1931 Floods Museum at Wenyou Tai

Gaoyou Floods Museum

The Gaoyou Floods Museum
S. Harnsberger photo

Click for Flood Museum Slideshow

In August 1931, a combination of heavy summer rains, and a category-5 typhoon, caused Gaoyou Lake and the Grand Canal to break through their dikes at Gaoyou and flood the city and tens of thousands of square miles of Jiangsu Province. In the floods and the famine that followed as many as 3.7 million Chinese lost their lives.

A Southern Presbyterian missionary, Thomas “Lyt” Harnsberger, joined forces with Chinese General Wang to rebuild the dikes. It was an heroic effort by all involved. There wasn’t any machinery available at all, so all the labor involved with the rebuilding had to be done by hand.

Coincidentally, American aviation heroes Charles and Anna Lindbergh arrived in Nanjing after exploring the polar route to China. They eagerly pitched in and provided aerial photographs of the destruction so that authorities could determine the scale of the floods.

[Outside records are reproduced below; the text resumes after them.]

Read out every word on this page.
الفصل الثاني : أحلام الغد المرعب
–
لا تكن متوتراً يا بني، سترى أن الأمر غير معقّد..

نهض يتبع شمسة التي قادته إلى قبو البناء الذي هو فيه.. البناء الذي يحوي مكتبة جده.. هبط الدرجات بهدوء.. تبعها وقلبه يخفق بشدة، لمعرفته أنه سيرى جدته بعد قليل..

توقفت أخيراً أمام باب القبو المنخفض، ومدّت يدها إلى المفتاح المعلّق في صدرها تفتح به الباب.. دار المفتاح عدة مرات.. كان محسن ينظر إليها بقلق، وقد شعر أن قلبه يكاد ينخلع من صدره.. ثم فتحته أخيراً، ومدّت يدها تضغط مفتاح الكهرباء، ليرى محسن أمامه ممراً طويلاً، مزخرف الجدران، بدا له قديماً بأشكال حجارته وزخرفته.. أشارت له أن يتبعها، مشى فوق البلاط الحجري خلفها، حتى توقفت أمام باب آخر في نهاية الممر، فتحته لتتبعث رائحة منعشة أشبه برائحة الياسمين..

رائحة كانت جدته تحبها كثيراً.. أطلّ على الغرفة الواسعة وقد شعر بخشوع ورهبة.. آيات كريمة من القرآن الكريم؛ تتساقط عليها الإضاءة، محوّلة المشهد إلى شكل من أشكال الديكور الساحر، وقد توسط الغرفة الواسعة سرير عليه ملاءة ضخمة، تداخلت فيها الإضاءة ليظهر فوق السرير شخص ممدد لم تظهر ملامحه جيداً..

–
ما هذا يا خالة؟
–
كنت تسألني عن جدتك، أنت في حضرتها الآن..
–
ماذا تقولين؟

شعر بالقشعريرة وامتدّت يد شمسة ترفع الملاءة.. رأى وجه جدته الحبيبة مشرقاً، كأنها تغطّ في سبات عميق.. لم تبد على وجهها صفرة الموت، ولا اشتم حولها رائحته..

Lyt Harnsberger’s grandson Steve Harnsberger was the driving force behind the creation of a museum dedicated to the people that lost their lives in the great flood, and the international team that rebuilt the dikes so well that they still stand today. The museum is located on the grounds of Wenyou Tai on the left side of the courtyard as you walk through the main gate. The museum contains many of the Lindbergh’s pictures, as well as a number of other exhibits documenting the flood.